Bei öffentlichen Ausschreibungen des Bundes sollten Unternehmen, die Tariflohn zahlen, den Zuschlag kriegen. Das würde vor allem in der Baubranche helfen. Ein entsprechendes Gesetz ist geplant. Außerdem wäre ein Verbandsklagerecht im Arbeitsrecht sinnvoll. Da hätten dann zum Beispiel die Gewerkschaften die Möglichkeit, Arbeitgeber von sich aus zu verklagen, wenn sie wissen, dass es Verstöße gibt. Die Geschädigten könnten anonym bleiben. Aber es geht auch um eine Veränderung im Kopf bei vielen Deutschen.

Was meinen Sie?
Es fehlt der gesellschaftliche Druck.
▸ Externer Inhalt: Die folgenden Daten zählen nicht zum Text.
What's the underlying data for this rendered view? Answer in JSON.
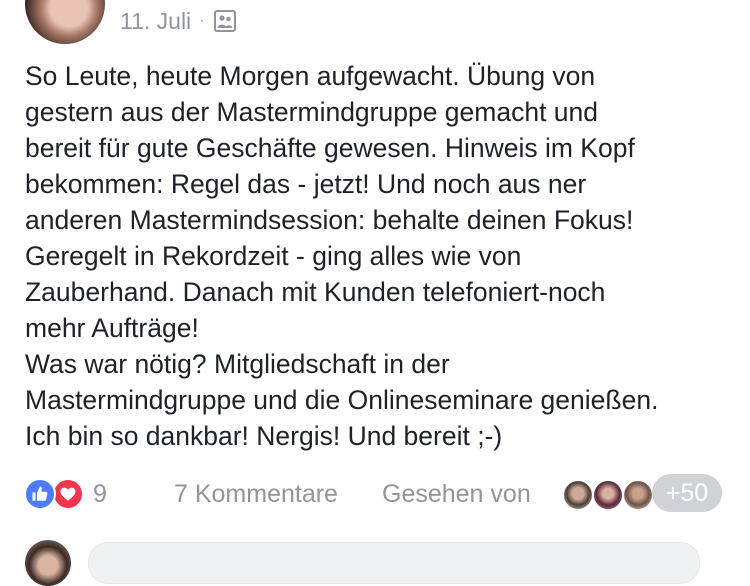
{
  "post": {
    "date": "11. Juli",
    "separator": "·",
    "audience_icon": "group-audience-icon",
    "text_lines": [
      "So Leute, heute Morgen aufgewacht. Übung von",
      "gestern aus der Mastermindgruppe gemacht und",
      "bereit für gute Geschäfte gewesen. Hinweis im Kopf",
      "bekommen: Regel das - jetzt! Und noch aus ner",
      "anderen Mastermindsession: behalte deinen Fokus!",
      "Geregelt in Rekordzeit - ging alles wie von",
      "Zauberhand. Danach mit Kunden telefoniert-noch",
      "mehr Aufträge!",
      "Was war nötig? Mitgliedschaft in der",
      "Mastermindgruppe und die Onlineseminare genießen.",
      "Ich bin so dankbar! Nergis! Und bereit ;-)"
    ]
  },
  "footer": {
    "reaction_icons": [
      "like-icon",
      "love-icon"
    ],
    "reaction_count": "9",
    "comments_label": "7 Kommentare",
    "seen_label": "Gesehen von",
    "seen_more": "+50"
  },
  "colors": {
    "like": "#4a7dff",
    "love": "#f0354d",
    "meta_text": "#90949c",
    "body_text": "#1d2129"
  }
}
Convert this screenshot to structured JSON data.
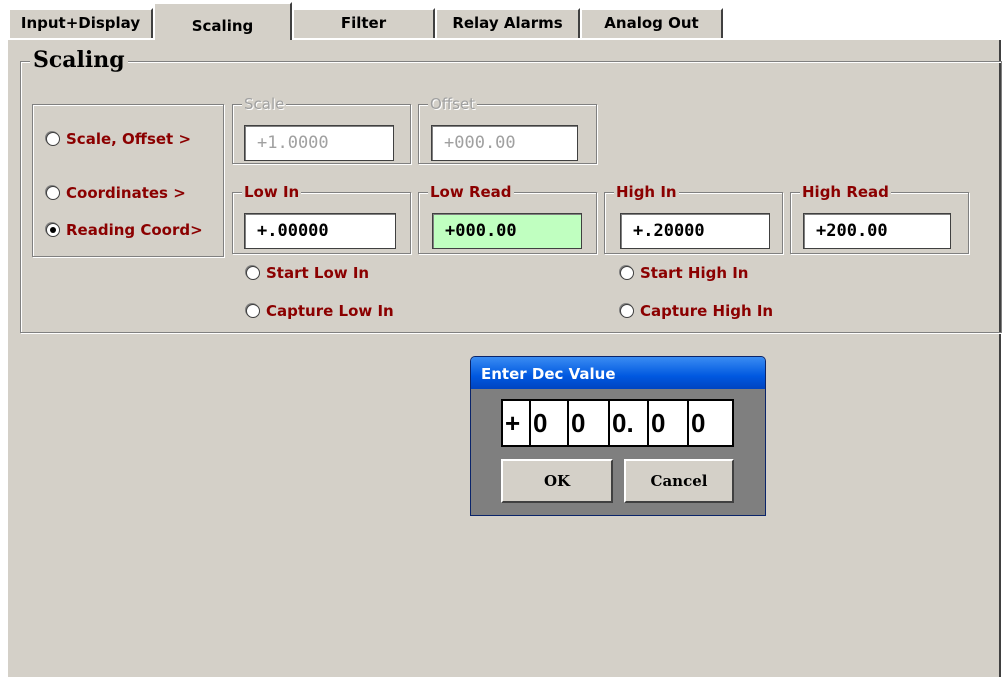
{
  "tabs": [
    "Input+Display",
    "Scaling",
    "Filter",
    "Relay Alarms",
    "Analog Out"
  ],
  "active_tab": "Scaling",
  "group_title": "Scaling",
  "modes": [
    {
      "label": "Scale, Offset  >",
      "selected": false
    },
    {
      "label": "Coordinates  >",
      "selected": false
    },
    {
      "label": "Reading Coord>",
      "selected": true
    }
  ],
  "scale": {
    "label": "Scale",
    "value": "+1.0000",
    "enabled": false
  },
  "offset": {
    "label": "Offset",
    "value": "+000.00",
    "enabled": false
  },
  "low_in": {
    "label": "Low In",
    "value": "+.00000"
  },
  "low_read": {
    "label": "Low Read",
    "value": "+000.00"
  },
  "high_in": {
    "label": "High In",
    "value": "+.20000"
  },
  "high_read": {
    "label": "High Read",
    "value": "+200.00"
  },
  "low_actions": [
    {
      "label": "Start Low In",
      "selected": false
    },
    {
      "label": "Capture Low In",
      "selected": false
    }
  ],
  "high_actions": [
    {
      "label": "Start High In",
      "selected": false
    },
    {
      "label": "Capture High In",
      "selected": false
    }
  ],
  "dialog": {
    "title": "Enter Dec Value",
    "digits": [
      "+",
      "0",
      "0",
      "0.",
      "0",
      "0"
    ],
    "ok": "OK",
    "cancel": "Cancel"
  },
  "colors": {
    "label_red": "#8b0000",
    "highlight_green": "#c0ffc0",
    "window_bg": "#d4d0c8",
    "dialog_title_blue": "#0058e0"
  }
}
Das liegt nicht daran, dass der Großteil der Menschen in diesem Land die Situation gut findet, sondern sie denken nicht darüber nach, wie die Menschen arbeiten und leben, die ihre Büros putzen, ihre Wohnungen bauen, ihre Pakete bringen. Ich war auch in der Region Deutschlands unterwegs, wo die meisten Tiere geschlachtet werden, sie erstreckt sich über Nordrhein-Westfalen und Niedersachsen. Dort wohnen die Arbeiter oft nicht am Rande der Stadt, sondern in ganz normalen Wohnvierteln. Man erkennt ihre Häuser nur daran, dass da ganz viele Fahrräder davor stehen und weiße Zettel mit rumänischen, polnischen und bulgarischen Namen hängen. Ich habe dort mit den Nachbarn, also den Deutschen, gesprochen und war erschrocken, wie herablassend die waren. Da hieß es, das ist so dreckig bei denen, die sprechen kein Deutsch und überhaupt, die sind ja nur zum Arbeiten hier. Diese Haltung „Die sind ja nur zum Arbeiten hier, das können die schon ab“, ist gefährlich. Diese Menschen leben hier, übernehmen Arbeiten, für die sich keine Einheimischen mehr finden. Es ist das Mindeste, sie anständig zu behandeln.